The Standing Health Committee will report back to the government in January (at the earliest) on Rock’s proposed legislation. Parliament will probably kick the issue around for a while after that. But as politicians talk, scientists continue to push the envelope. In August several scientists announced that they will continue their efforts to clone a human being. Because Canada has no law banning human cloning, such an affront to human dignity may take place here. The government must act immediately.
The Interim urges the government to ban all human cloning, both reproductive (creating a human being whose genetic make-up is nearly identical to another individual) and therapeutical (creating a human embryo in order to destroy it for experimental purposes). The distinction is completely irrelevant to the moral argument over human cloning and is fraught with practical problems.

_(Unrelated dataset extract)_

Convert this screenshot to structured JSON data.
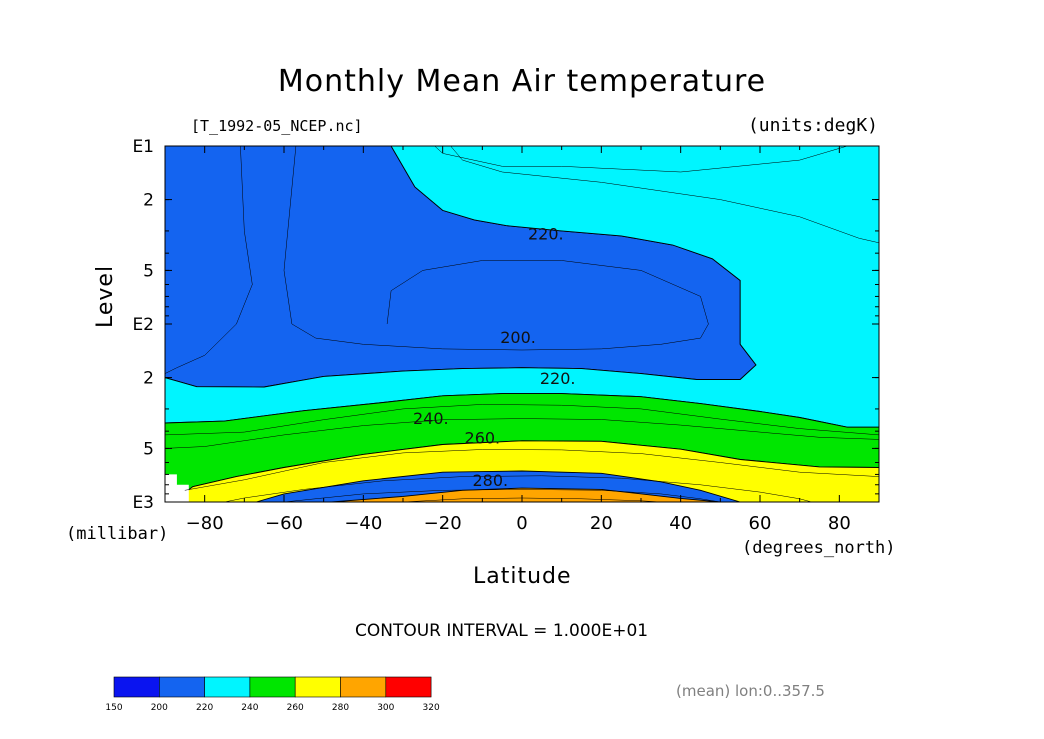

There is little public support for reproductive human cloning. Most people are rightly repulsed at the idea – narcissism at its worst – that prospective parents would create children in their own image. (Some cloning proponents like the idea of human cloning because they vainly believe in their own superiority and greater moral worth, so why not just improve the human race by replicating the better among us, they say.
Leon Kass, Addie Clark Harding Professor in the Committee on Social Thought and the College of the University of Chicago, says in The Ethics of Human Cloning that “Thanks to our belief that all children should be wanted children … sooner or later only those children who fulfill our wants will be fully acceptable. Through cloning, we can work our wants and wills on the very identity of our children, existing control as never before.” In short, we would be able to play God with our offspring. We recoil in horror at such prospects. There is little support to permit reproductive cloning.

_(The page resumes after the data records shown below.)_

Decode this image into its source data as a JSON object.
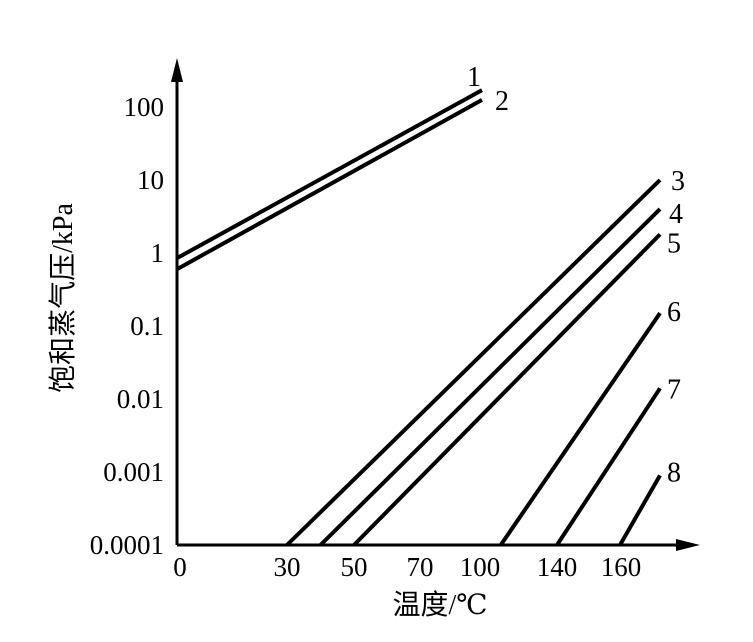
{
  "chart_data": {
    "type": "line",
    "xlabel": "温度/℃",
    "ylabel": "饱和蒸气压/kPa",
    "y_scale": "log",
    "ylim": [
      0.0001,
      300
    ],
    "grid": false,
    "x_ticks": [
      "0",
      "30",
      "50",
      "70",
      "100",
      "140",
      "160"
    ],
    "y_ticks": [
      "0.0001",
      "0.001",
      "0.01",
      "0.1",
      "1",
      "10",
      "100"
    ],
    "series": [
      {
        "name": "1",
        "points": [
          [
            0,
            0.85
          ],
          [
            100,
            170
          ]
        ]
      },
      {
        "name": "2",
        "points": [
          [
            0,
            0.6
          ],
          [
            100,
            125
          ]
        ]
      },
      {
        "name": "3",
        "points": [
          [
            30,
            0.0001
          ],
          [
            175,
            10
          ]
        ]
      },
      {
        "name": "4",
        "points": [
          [
            40,
            0.0001
          ],
          [
            175,
            4
          ]
        ]
      },
      {
        "name": "5",
        "points": [
          [
            50,
            0.0001
          ],
          [
            175,
            1.8
          ]
        ]
      },
      {
        "name": "6",
        "points": [
          [
            110,
            0.0001
          ],
          [
            175,
            0.15
          ]
        ]
      },
      {
        "name": "7",
        "points": [
          [
            140,
            0.0001
          ],
          [
            175,
            0.014
          ]
        ]
      },
      {
        "name": "8",
        "points": [
          [
            160,
            0.0001
          ],
          [
            175,
            0.0009
          ]
        ]
      }
    ]
  }
}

So-called therapeutic cloning is quite another matter.
The creation of clonal human beings in order to destroy them and experiment upon them is grotesque. To create tiny human beings in order to perform experiments upon them violates the right of all human beings not to be experimented upon without the person’s consent. Such research would be barbaric and even many in the mainstream recognize this. The Chicago Sun-Times editorialized that “The idea of the manufacture of such a magnificent thing as a human life purely for the purpose of conducting research is grotesque, at best.” Washington Post columnist Charles Krauthammer said it is “the most ghoulish and dangerous enterprise in modern scientific history: the creation of nascent cloned human life for the sole purpose of its exploitation and destruction.”
Furthermore, therapeutic cloning is a misnomer as there is absolutely no therapeutic value for the cloned human being. The embryo is, after all, destroyed for the benefit of another person. Such benefits as may arise with research based on therapeutic cloning are illicit gains – the sacrifice of one life for the alleged good of another.

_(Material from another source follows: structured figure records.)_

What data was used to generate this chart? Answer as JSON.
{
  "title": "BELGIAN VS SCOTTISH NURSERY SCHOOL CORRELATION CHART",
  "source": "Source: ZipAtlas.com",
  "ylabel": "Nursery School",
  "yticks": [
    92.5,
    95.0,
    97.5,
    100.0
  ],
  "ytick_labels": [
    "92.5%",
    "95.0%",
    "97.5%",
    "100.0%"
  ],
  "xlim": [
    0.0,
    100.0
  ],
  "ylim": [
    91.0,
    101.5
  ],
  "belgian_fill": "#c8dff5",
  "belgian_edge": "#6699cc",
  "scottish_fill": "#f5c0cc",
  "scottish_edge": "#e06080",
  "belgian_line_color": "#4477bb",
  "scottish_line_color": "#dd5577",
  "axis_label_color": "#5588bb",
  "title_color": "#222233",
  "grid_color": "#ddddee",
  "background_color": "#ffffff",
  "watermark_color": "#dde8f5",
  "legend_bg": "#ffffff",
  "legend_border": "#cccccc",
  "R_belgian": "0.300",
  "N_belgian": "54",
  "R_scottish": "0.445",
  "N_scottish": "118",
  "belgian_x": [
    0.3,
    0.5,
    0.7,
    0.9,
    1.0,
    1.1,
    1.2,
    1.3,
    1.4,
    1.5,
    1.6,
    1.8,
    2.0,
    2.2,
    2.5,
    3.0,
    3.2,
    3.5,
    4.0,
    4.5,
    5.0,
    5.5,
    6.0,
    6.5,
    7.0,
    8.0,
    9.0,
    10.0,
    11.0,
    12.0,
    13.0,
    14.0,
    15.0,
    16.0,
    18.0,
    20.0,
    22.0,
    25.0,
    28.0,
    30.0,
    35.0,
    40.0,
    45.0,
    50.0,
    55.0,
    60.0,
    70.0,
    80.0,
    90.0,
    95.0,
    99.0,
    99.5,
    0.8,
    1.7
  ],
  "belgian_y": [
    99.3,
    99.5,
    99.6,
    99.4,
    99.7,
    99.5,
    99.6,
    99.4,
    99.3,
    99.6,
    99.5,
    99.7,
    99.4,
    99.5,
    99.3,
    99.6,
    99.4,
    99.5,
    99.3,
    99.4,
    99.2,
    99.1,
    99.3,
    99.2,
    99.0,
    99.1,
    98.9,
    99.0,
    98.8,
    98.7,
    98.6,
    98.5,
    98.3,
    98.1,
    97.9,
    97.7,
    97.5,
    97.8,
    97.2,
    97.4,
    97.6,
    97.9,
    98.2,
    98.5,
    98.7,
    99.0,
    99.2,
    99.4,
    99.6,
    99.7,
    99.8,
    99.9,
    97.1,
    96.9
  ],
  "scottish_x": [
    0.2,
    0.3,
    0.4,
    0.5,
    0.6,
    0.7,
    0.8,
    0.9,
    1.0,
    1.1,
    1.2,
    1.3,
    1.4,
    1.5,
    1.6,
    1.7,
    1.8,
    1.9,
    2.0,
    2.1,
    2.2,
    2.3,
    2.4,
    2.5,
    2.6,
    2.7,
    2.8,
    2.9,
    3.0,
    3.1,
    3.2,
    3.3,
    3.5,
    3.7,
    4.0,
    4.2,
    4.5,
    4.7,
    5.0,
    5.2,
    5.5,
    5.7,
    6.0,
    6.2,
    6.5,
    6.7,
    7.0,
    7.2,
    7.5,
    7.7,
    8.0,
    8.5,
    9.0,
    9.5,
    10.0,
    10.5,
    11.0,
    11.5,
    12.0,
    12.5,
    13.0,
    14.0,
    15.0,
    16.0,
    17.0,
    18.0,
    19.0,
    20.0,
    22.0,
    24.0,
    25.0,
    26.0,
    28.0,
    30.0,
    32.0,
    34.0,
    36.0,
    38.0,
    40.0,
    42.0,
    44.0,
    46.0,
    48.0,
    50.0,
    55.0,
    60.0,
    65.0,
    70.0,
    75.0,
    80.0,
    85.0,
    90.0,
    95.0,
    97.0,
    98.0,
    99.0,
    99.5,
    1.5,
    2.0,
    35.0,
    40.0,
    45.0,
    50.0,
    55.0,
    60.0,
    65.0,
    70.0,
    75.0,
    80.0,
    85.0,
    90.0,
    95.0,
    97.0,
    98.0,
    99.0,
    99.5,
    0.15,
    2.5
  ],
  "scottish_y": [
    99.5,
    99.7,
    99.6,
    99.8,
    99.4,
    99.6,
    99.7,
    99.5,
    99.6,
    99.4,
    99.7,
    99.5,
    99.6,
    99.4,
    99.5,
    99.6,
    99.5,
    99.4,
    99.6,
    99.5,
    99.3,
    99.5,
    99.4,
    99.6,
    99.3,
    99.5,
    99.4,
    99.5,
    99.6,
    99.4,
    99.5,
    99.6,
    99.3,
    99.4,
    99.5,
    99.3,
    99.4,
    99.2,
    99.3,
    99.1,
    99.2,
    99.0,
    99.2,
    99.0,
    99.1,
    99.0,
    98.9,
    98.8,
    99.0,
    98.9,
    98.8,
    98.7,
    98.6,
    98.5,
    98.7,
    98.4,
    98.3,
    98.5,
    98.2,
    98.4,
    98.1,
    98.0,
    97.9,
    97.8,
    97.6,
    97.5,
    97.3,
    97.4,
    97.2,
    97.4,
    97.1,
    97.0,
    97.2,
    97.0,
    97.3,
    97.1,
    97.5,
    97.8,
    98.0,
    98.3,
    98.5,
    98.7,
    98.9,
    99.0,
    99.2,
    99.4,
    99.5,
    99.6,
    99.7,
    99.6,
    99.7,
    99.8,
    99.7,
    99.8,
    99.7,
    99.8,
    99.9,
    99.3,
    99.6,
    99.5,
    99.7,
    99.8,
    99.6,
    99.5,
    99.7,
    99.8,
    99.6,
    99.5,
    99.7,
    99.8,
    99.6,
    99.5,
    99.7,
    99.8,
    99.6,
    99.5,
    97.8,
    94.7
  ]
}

But aside from the morality are important practical concerns. If a ban on only reproductive cloning were passed, there is no practical way to enforce it. If a clonal embryo intended for research purposes was nonetheless implanted in a woman, would the state force the woman to have an abortion to prevent a cloned human being from being born? In practice, to prevent reproductive cloning, we would have to mandate the destruction of therapeutic clones.
Human cloning will impact humanity in unimaginable ways. Its psychological toll would be immense; it would change who we are. It takes the mystery out of human creation by removing the magnificence of the procreative act out of reproduction. It furthers the idea that we can – and should – completely control our own destiny. In the words of William Kristol and Eric Cohen, writing in the Weekly Standard, “It blinds us to the truth about human morality and finitude.” We lose the sense that there are no limits. Limitless man will try to become God. But we can’t, of course.
Canada must not allow cloning in any form. We must resist the argument that cloning is inevitable or that we will stand in the way of scientific progress. Indeed, as Kristol and Cohen point out, cloning will turn science into a threat to human dignity and human decency.